Pomegranate peel extract reduced colonic damage and bacterial translocation in a mouse model of infectious colitis induced by Citrobacter rodentium.
Nutr Res. 2019 Nov 16 ;73:27-37. Epub 2019 Nov 16. PMID: 31841745
Allen D Smith
The pomegranate fruit peel is a rich source of polyphenols including punicalins, punicalagins, and ellagic acids, but is considered an agricultural waste product. Pomegranate derived products have been reported to have a wide variety of health promoting benefits including antibacterial properties in vitro but there is limited evidence of their antibacterial properties in vivo. The purpose of this study was to test the in vivo antibacterial properties of a pomegranate peel extract (PPX) containing punicalin, punicalagin, and ellagic acid. C3H/He mice were orally pre-treated with water or PPX prior to infection with the mouse bacterial pathogen, Citrobacter rodentium (Cr) that mimics many aspects of human enteropathogenic Escherichia coli infections.
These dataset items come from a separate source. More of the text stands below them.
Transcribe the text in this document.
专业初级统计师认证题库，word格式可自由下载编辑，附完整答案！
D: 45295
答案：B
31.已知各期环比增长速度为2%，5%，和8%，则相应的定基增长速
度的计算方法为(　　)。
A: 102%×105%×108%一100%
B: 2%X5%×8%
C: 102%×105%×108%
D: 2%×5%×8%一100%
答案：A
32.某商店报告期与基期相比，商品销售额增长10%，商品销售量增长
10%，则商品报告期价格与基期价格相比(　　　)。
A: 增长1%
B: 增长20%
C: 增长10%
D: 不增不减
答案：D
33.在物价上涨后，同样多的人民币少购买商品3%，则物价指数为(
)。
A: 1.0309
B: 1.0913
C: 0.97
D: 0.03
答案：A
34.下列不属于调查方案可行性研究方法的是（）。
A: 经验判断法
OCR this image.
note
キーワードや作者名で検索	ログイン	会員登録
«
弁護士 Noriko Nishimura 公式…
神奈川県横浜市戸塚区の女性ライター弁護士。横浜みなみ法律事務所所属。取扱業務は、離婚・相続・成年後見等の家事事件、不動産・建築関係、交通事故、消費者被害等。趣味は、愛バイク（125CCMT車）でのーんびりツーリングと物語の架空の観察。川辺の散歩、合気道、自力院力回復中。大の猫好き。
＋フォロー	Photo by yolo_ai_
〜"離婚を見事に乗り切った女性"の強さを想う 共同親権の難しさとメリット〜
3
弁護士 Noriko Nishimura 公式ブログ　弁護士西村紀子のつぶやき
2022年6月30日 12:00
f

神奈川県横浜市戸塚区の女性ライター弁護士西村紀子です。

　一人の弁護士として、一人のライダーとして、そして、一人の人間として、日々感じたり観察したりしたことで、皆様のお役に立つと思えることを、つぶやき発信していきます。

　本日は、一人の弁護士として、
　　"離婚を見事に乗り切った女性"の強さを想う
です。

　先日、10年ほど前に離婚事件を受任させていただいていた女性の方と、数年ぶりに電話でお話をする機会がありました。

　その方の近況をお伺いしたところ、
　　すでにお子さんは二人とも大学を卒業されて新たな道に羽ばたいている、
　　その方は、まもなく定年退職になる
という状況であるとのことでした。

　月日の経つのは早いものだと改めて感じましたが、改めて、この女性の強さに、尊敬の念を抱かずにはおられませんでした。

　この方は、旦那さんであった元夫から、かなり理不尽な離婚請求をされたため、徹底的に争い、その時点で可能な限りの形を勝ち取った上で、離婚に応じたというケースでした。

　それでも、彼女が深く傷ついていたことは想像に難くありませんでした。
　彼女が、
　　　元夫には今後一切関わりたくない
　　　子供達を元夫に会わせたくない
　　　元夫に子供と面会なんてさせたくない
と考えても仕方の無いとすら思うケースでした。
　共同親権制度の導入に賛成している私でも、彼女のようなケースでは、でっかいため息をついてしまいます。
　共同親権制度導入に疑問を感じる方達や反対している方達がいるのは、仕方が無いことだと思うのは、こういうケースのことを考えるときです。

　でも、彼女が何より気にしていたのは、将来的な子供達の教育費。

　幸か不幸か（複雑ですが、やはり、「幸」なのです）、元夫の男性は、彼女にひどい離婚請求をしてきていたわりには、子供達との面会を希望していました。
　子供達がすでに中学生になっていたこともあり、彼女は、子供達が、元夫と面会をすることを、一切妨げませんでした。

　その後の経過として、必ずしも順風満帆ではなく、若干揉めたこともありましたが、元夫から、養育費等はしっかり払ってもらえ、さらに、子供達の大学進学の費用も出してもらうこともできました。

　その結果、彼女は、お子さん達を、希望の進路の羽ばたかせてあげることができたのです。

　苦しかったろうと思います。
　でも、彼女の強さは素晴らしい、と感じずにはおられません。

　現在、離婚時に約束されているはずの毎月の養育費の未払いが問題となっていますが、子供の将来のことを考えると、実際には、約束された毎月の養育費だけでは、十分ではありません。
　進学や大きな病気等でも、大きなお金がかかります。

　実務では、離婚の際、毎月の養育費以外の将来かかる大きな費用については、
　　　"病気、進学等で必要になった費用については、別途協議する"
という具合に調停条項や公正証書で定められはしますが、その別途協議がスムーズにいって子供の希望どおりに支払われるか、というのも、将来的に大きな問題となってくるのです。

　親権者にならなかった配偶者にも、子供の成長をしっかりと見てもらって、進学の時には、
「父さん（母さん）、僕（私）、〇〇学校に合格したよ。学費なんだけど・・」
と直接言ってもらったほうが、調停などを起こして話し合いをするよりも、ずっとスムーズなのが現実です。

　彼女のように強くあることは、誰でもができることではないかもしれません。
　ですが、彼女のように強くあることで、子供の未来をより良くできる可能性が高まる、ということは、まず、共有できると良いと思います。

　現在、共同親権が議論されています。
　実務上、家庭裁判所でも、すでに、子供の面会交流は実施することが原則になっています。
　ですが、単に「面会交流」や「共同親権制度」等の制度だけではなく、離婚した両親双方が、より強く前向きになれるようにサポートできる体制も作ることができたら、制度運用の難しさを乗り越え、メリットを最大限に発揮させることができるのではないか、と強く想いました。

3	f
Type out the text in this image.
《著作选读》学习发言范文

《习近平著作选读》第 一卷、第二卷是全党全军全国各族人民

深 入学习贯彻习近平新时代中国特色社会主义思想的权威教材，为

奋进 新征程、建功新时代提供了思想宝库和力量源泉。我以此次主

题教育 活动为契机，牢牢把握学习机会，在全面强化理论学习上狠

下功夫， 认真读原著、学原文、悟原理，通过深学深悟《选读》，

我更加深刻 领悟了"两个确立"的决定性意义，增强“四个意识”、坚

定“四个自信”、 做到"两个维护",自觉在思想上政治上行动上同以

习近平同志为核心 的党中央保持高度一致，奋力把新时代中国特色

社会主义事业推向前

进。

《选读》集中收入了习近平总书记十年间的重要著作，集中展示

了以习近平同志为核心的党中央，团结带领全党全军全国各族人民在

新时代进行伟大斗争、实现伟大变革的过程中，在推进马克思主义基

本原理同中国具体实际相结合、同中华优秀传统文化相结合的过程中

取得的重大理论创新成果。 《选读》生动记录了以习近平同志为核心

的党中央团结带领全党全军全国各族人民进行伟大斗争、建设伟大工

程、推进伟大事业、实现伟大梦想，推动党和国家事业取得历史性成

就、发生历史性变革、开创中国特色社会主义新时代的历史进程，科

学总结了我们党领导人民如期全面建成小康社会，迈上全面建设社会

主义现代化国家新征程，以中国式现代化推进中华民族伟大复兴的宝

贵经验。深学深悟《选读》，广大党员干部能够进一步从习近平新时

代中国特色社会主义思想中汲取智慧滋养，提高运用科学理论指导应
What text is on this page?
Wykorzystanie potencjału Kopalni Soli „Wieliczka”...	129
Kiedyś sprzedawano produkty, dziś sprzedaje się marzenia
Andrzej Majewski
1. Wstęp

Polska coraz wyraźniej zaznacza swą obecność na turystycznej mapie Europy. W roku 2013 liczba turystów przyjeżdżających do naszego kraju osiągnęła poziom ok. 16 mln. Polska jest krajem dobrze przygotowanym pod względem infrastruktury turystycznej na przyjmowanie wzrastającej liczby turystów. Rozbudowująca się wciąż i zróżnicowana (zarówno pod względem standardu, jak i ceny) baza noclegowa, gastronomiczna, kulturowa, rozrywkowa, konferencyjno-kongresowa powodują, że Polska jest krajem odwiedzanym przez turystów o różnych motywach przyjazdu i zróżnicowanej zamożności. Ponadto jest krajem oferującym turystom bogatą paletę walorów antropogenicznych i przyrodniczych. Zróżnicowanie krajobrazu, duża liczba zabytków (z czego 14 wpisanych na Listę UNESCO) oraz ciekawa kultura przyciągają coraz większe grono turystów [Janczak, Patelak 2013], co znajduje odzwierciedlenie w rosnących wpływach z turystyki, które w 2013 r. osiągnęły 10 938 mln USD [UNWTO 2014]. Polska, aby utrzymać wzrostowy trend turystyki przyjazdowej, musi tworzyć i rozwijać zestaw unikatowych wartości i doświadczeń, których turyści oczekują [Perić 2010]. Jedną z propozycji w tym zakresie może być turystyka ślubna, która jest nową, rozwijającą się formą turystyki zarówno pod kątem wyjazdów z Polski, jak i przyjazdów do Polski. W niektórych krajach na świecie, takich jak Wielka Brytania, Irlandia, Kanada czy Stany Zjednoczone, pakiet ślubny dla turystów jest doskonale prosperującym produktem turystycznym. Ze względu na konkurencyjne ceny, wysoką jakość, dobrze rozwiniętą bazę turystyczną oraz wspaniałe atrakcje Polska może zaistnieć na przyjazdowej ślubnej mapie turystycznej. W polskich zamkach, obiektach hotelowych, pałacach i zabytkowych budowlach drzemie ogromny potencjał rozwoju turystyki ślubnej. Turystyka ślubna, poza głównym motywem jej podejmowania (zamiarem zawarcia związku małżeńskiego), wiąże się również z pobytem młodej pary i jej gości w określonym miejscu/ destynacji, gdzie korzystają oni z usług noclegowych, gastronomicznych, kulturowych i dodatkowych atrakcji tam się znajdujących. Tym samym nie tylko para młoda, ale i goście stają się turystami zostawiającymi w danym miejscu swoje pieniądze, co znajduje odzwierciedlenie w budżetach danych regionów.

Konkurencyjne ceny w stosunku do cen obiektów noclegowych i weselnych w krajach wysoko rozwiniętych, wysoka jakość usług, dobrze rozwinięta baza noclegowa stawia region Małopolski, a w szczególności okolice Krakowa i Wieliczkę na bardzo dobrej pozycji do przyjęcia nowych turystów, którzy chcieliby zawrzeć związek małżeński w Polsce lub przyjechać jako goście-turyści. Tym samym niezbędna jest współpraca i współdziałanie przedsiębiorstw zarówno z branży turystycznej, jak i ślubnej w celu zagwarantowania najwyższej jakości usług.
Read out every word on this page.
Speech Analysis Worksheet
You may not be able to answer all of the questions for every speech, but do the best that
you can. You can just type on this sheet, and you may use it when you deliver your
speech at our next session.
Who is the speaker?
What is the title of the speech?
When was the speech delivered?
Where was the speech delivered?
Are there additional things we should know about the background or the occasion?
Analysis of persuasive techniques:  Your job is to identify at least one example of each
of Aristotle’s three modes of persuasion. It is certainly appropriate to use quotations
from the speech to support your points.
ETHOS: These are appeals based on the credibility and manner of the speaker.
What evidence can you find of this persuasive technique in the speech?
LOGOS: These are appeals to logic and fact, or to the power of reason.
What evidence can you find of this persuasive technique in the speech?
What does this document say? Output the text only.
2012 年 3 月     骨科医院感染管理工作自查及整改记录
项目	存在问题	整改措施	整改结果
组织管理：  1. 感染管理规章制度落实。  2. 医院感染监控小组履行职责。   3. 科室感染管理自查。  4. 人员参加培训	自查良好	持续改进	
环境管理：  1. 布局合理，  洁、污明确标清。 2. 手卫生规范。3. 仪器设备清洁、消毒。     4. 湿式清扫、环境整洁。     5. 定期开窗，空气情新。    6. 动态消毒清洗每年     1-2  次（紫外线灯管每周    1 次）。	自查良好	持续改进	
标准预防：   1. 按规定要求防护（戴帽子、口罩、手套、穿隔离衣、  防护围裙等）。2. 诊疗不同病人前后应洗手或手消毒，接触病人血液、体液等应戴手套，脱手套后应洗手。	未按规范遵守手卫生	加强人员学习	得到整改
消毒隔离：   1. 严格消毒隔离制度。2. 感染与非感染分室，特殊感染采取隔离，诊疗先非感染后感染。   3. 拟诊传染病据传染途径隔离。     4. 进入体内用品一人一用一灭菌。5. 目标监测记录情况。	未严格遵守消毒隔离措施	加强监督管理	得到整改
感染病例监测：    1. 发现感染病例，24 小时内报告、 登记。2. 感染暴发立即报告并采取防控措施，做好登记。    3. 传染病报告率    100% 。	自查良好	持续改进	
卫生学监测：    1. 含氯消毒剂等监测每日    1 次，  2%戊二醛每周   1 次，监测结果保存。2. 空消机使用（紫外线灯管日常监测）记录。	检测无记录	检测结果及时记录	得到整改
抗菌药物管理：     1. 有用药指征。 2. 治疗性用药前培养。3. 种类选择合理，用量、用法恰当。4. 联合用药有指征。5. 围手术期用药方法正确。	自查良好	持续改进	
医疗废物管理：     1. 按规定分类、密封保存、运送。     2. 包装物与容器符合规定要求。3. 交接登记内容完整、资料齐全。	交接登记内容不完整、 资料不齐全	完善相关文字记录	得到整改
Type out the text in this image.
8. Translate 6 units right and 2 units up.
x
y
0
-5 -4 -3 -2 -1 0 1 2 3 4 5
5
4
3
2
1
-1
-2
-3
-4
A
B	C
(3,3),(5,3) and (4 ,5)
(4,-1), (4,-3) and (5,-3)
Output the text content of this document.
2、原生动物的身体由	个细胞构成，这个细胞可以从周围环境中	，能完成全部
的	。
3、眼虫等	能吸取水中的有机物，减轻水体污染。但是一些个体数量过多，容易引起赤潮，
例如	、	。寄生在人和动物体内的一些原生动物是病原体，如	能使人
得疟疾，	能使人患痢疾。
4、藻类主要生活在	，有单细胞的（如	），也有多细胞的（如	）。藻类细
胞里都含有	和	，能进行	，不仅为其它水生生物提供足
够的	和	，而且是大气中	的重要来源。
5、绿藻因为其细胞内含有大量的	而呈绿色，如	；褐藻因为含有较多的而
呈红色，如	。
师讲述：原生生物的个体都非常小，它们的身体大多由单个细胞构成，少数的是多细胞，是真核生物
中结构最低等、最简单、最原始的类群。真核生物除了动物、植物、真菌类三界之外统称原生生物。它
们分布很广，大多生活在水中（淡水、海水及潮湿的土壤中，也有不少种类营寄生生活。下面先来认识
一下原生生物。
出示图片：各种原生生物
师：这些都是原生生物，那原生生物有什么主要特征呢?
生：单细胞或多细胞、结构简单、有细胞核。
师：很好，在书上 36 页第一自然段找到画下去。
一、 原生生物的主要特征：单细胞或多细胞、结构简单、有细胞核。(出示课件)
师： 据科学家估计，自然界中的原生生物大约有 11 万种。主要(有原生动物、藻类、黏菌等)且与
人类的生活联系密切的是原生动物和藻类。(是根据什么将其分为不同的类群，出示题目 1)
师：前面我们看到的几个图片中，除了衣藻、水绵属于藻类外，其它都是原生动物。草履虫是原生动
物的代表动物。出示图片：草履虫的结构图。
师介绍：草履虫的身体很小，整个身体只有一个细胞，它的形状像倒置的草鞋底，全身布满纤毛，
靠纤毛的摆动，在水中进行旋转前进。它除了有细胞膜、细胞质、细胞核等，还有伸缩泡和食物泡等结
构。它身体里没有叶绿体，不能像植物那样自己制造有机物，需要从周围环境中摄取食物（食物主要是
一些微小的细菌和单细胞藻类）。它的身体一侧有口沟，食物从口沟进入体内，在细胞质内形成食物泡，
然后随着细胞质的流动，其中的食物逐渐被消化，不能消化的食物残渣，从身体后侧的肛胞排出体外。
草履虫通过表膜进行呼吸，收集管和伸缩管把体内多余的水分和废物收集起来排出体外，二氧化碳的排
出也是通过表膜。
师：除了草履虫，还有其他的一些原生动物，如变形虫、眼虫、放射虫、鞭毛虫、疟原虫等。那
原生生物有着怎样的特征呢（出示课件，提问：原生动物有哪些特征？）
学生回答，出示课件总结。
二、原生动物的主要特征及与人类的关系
Fecal excretion of Cr was monitored and mice were euthanized on day 12 post-infection to assess Cr colonization of the colon and spleen, histological changes, and gene expression. PPX-treatment reduced Cr infection induced weight loss and mortality that was observed in water-treated infected mice. However, Cr colonization of the colon and clearance was unaffected by PPX-treatment. Consistent with this, PPX treatment did not alter the potent Th1/Th17 pro-inflammatory response elicited by Cr infection. Significant colonization of the spleen was only seen in water-treated infected mice and was inversely correlated with the dose of PPX administered. PPX treatment decreased the extent of Cr-induced colon damage that correlated with decreased mortality and reduced colonization of the spleen. Thus, a pomegranate peel extract contains bioactive compounds that mitigate the deleterious effects of an in vivo infection with the model enteropathogenic bacteria, Cr.